A proposal to start conducting background checks
on anyone involved with corporate jet flights is already causing trouble.
The Transportation Security Administration
is proposing that passengers on corporate jets undergo background checks. The checks would include checking passengers against terrorist watch lists, the same process airline passengers face, but no physical screening. According to an article by USA Today
, flight crews would face criminal record checks
The proposal would regulate 15,000 corporate jets and 315 airports that serve private planes. The move would have no affect on 150,000 smaller, piston-engine planes and the 5,000 small private-use airports that serve them.
Opponents of the proposal think the background checks would increase travel delays and cause violation of privacy issues. The National Business Aviation Association
estimates that jet owners would face tens of thousands of dollars in costs to complete background checks and security audits.

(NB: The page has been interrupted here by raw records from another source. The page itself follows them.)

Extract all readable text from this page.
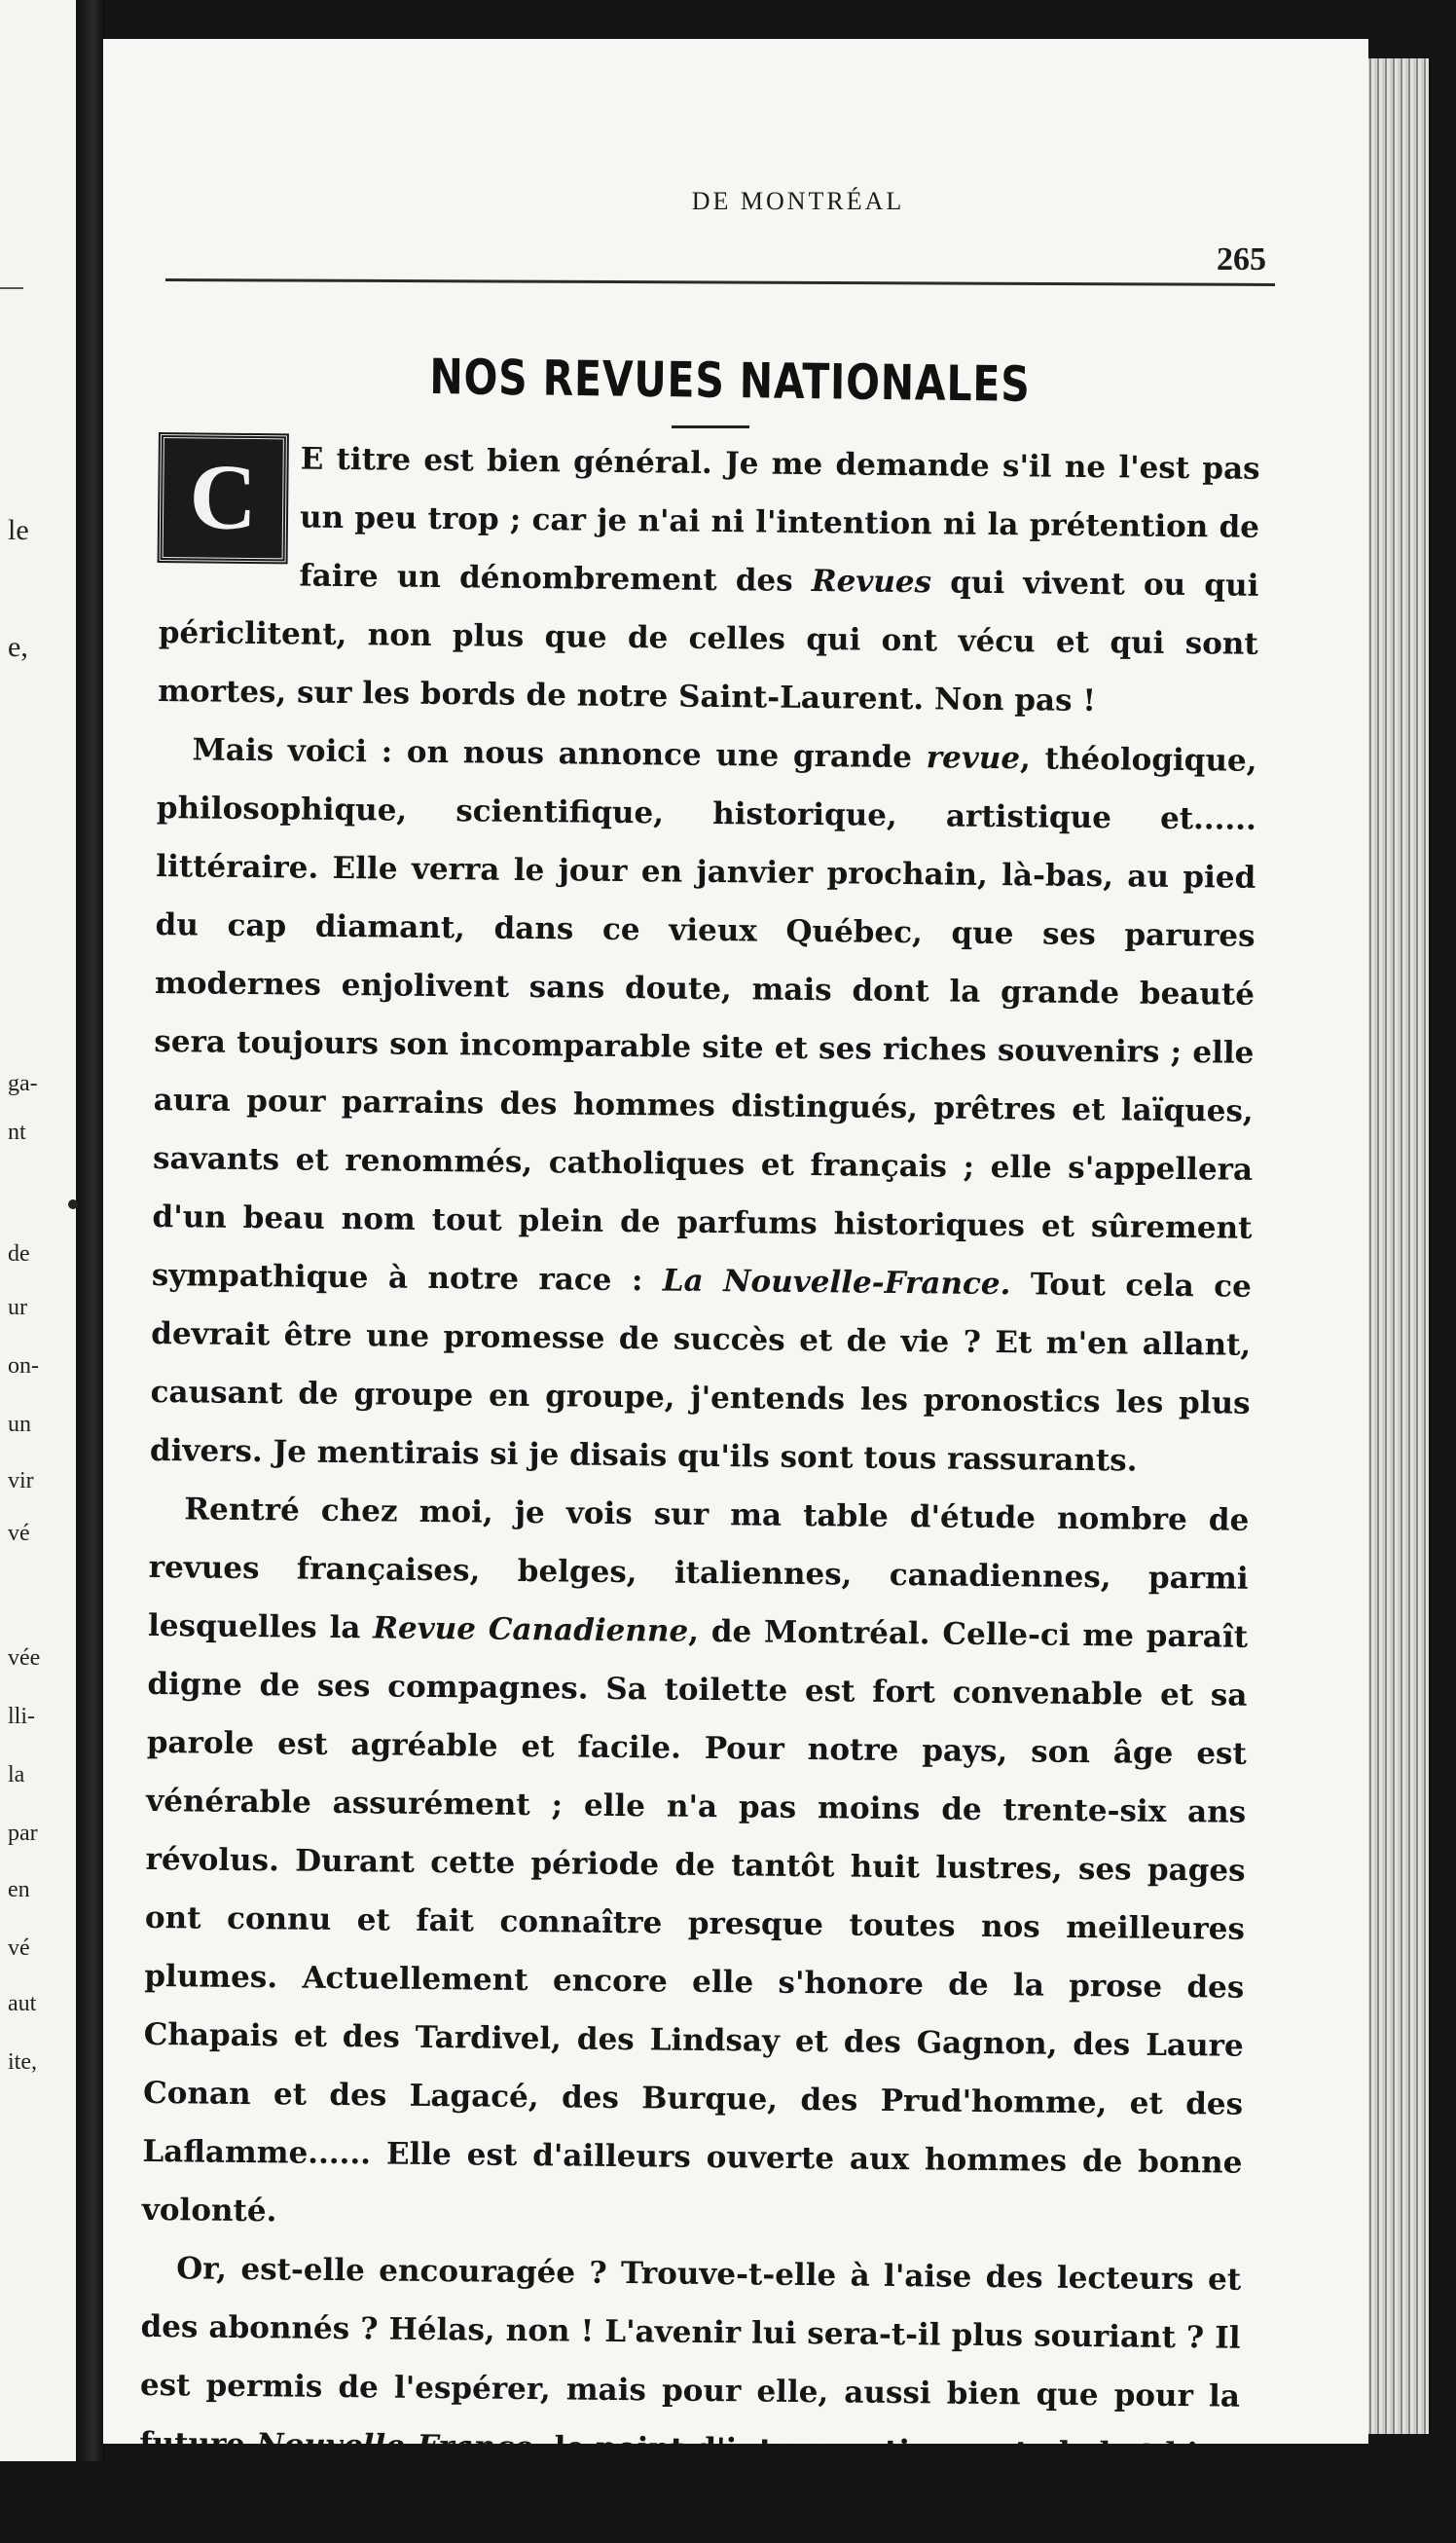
le
e,
ga-
nt
de
ur
on-
un
vir
vé
vée
lli-
la
par
en
vé
aut
ite,
DE MONTRÉAL
265
NOS REVUES NATIONALES

C	E titre est bien général. Je me demande s'il ne l'est pas un peu trop ; car je n'ai ni l'intention ni la prétention de faire un dénombrement des Revues qui vivent ou qui périclitent, non plus que de celles qui ont vécu et qui sont mortes, sur les bords de notre Saint-Laurent. Non pas !

Mais voici : on nous annonce une grande revue, théologique, philosophique, scientifique, historique, artistique et...... littéraire. Elle verra le jour en janvier prochain, là-bas, au pied du cap diamant, dans ce vieux Québec, que ses parures modernes enjolivent sans doute, mais dont la grande beauté sera toujours son incomparable site et ses riches souvenirs ; elle aura pour parrains des hommes distingués, prêtres et laïques, savants et renommés, catholiques et français ; elle s'appellera d'un beau nom tout plein de parfums historiques et sûrement sympathique à notre race : La Nouvelle-France. Tout cela ce devrait être une promesse de succès et de vie ? Et m'en allant, causant de groupe en groupe, j'entends les pronostics les plus divers. Je mentirais si je disais qu'ils sont tous rassurants.

Rentré chez moi, je vois sur ma table d'étude nombre de revues françaises, belges, italiennes, canadiennes, parmi lesquelles la Revue Canadienne, de Montréal. Celle-ci me paraît digne de ses compagnes. Sa toilette est fort convenable et sa parole est agréable et facile. Pour notre pays, son âge est vénérable assurément ; elle n'a pas moins de trente-six ans révolus. Durant cette période de tantôt huit lustres, ses pages ont connu et fait connaître presque toutes nos meilleures plumes. Actuellement encore elle s'honore de la prose des Chapais et des Tardivel, des Lindsay et des Gagnon, des Laure Conan et des Lagacé, des Burque, des Prud'homme, et des Laflamme...... Elle est d'ailleurs ouverte aux hommes de bonne volonté.

Or, est-elle encouragée ? Trouve-t-elle à l'aise des lecteurs et des abonnés ? Hélas, non ! L'avenir lui sera-t-il plus souriant ? Il est permis de l'espérer, mais pour elle, aussi bien que pour la future Nouvelle-France, le point d'interrogation reste bel et bien posé.
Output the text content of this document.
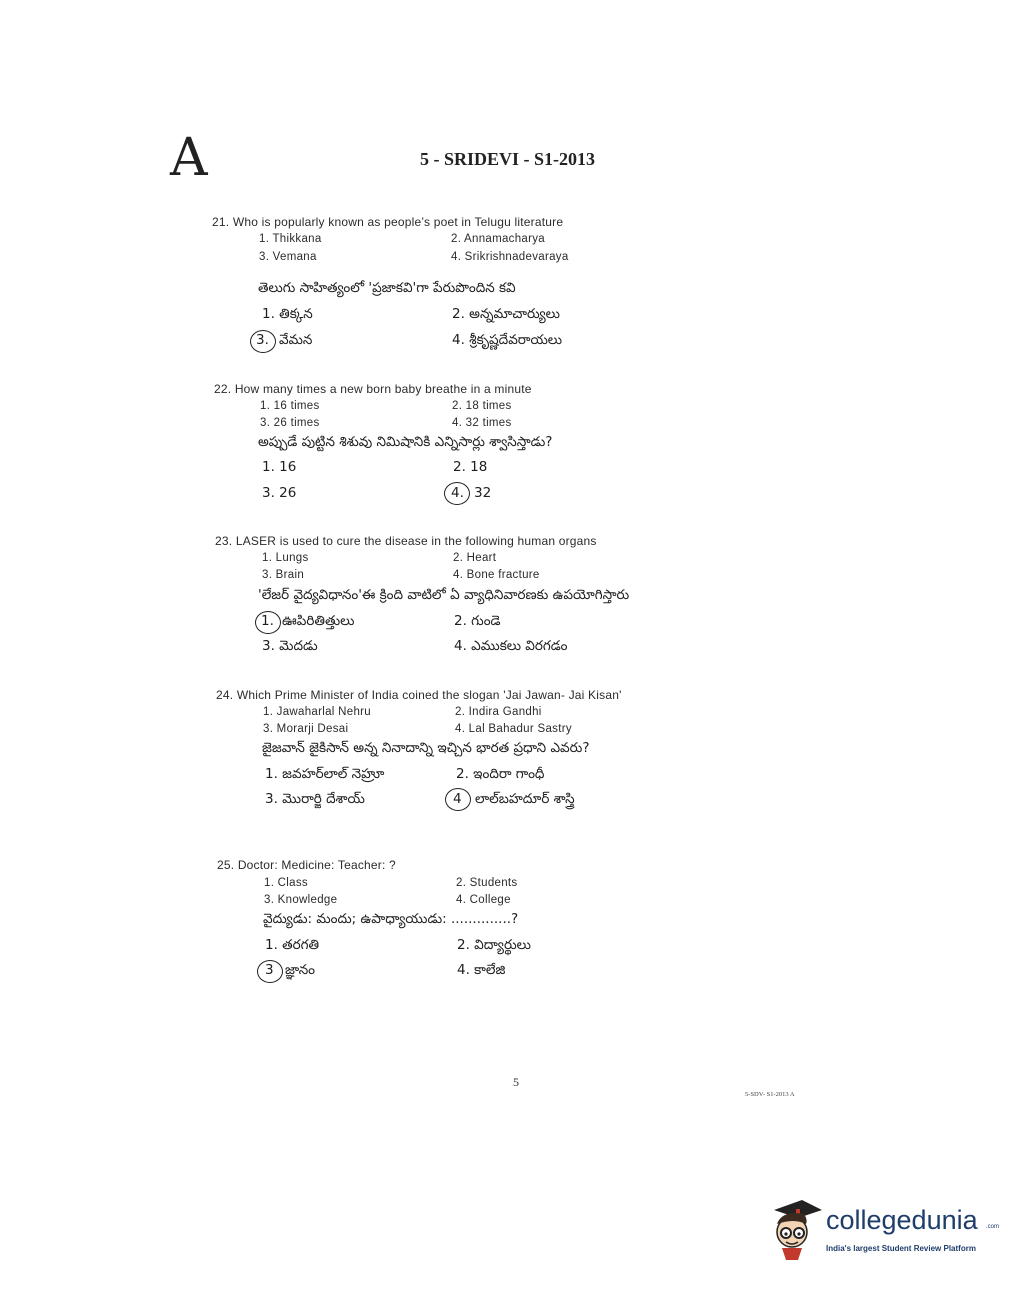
A	5 - SRIDEVI - S1-2013
21. Who is popularly known as people’s poet in Telugu literature
1. Thikkana	2. Annamacharya
3. Vemana	4. Srikrishnadevaraya
తెలుగు సాహిత్యంలో 'ప్రజాకవి'గా పేరుపొందిన కవి
1. తిక్కన	2. అన్నమాచార్యులు
3. వేమన	4. శ్రీకృష్ణదేవరాయలు
22. How many times a new born baby breathe in a minute
1. 16 times	2. 18 times
3. 26 times	4. 32 times
అప్పుడే పుట్టిన శిశువు నిమిషానికి ఎన్నిసార్లు శ్వాసిస్తాడు?
1. 16	2. 18
3. 26	4. 32
23. LASER is used to cure the disease in the following human organs
1. Lungs	2. Heart
3. Brain	4. Bone fracture
'లేజర్ వైద్యవిధానం'ఈ క్రింది వాటిలో ఏ వ్యాధినివారణకు ఉపయోగిస్తారు
1. ఊపిరితిత్తులు	2. గుండె
3. మెదడు	4. ఎముకలు విరగడం
24. Which Prime Minister of India coined the slogan 'Jai Jawan- Jai Kisan'
1. Jawaharlal Nehru	2. Indira Gandhi
3. Morarji Desai	4. Lal Bahadur Sastry
జైజవాన్ జైకిసాన్ అన్న నినాదాన్ని ఇచ్చిన భారత ప్రధాని ఎవరు?
1. జవహర్‌లాల్ నెహ్రూ	2. ఇందిరా గాంధీ
3. మొరార్జి దేశాయ్	4 లాల్‌బహదూర్ శాస్త్రి
25. Doctor: Medicine: Teacher: ?
1. Class	2. Students
3. Knowledge	4. College
వైద్యుడు: మందు; ఉపాధ్యాయుడు: ..............?
1. తరగతి	2. విద్యార్థులు
3 జ్ఞానం	4. కాలేజి
5
5-SDV- S1-2013 A
collegedunia .com
India's largest Student Review Platform
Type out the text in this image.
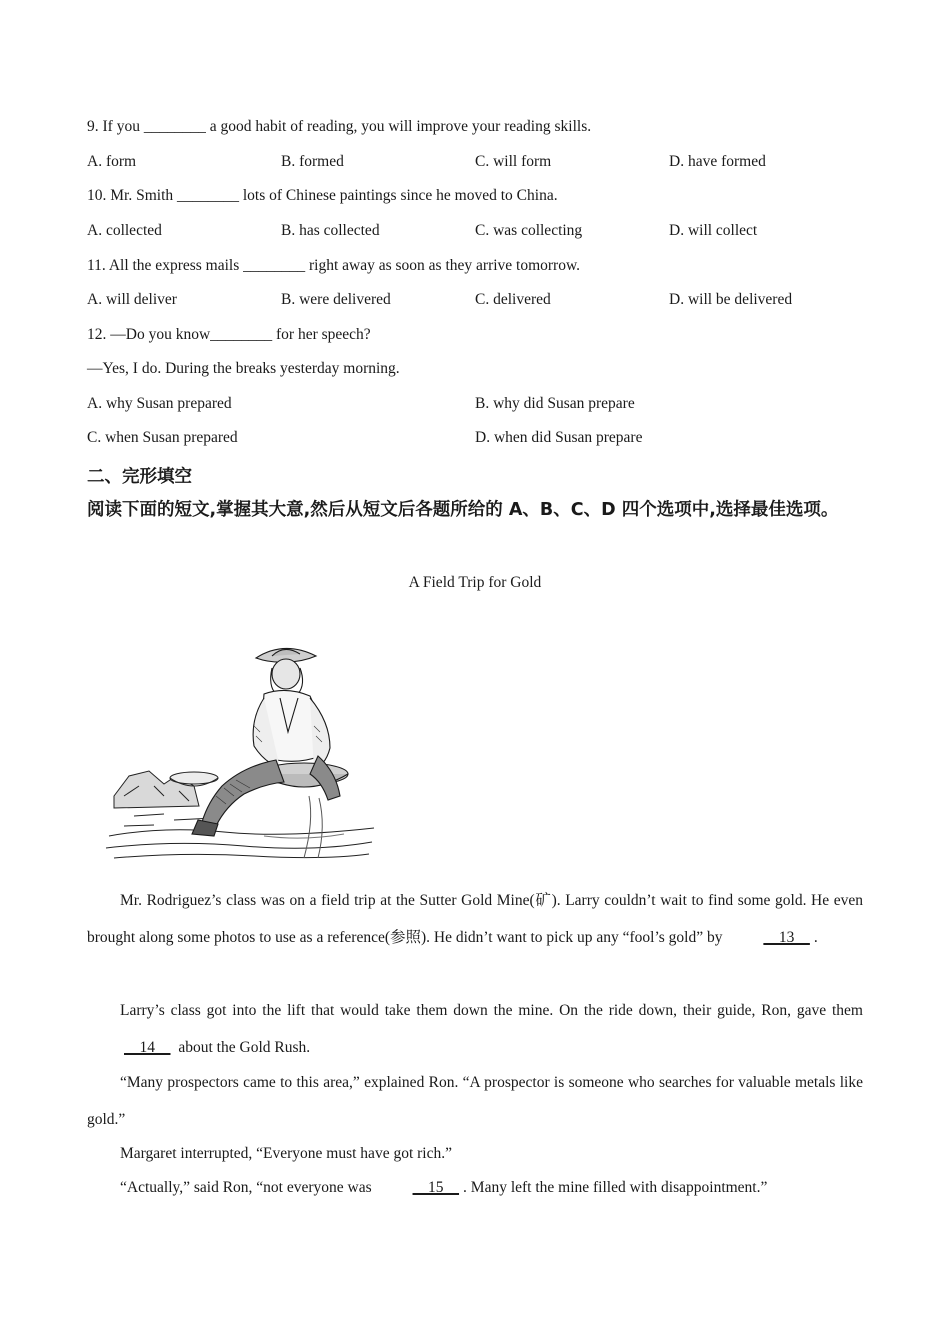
9. If you ________ a good habit of reading, you will improve your reading skills.
A. form	B. formed	C. will form	D. have formed
10. Mr. Smith ________ lots of Chinese paintings since he moved to China.
A. collected	B. has collected	C. was collecting	D. will collect
11. All the express mails ________ right away as soon as they arrive tomorrow.
A. will deliver	B. were delivered	C. delivered	D. will be delivered
12. —Do you know________ for her speech?
—Yes, I do. During the breaks yesterday morning.
A. why Susan prepared	B. why did Susan prepare
C. when Susan prepared	D. when did Susan prepare
二、完形填空
阅读下面的短文,掌握其大意,然后从短文后各题所给的 A、B、C、D 四个选项中,选择最佳选项。
A Field Trip for Gold
Mr. Rodriguez’s class was on a field trip at the Sutter Gold Mine(矿). Larry couldn’t wait to find some gold. He even brought along some photos to use as a reference(参照). He didn’t want to pick up any “fool’s gold” by   13  .
Larry’s class got into the lift that would take them down the mine. On the ride down, their guide, Ron, gave them   14   about the Gold Rush.
“Many prospectors came to this area,” explained Ron. “A prospector is someone who searches for valuable metals like gold.”
Margaret interrupted, “Everyone must have got rich.”
“Actually,” said Ron, “not everyone was   15  . Many left the mine filled with disappointment.”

Private pilots and business groups have sent the TSA more than 4,000 protest e-mails since the proposal came about, with about 1,500 e-mails coming in last week. This represents the largest public opposition to an aviation-security proposal since the TSA was formed in 2003. Even the Alaska Senate
has asked the TSA to drop the proposal.
"There's a visceral type of reaction to this," Andy Cebula, head of government affairs for the Aircraft Owners and Pilots Association
, said in the article. "Our members are saying, I'm a good American, I'm not a threat to our country. Why is there a presumption that somehow I'm a threat and I've got to prove myself innocent?"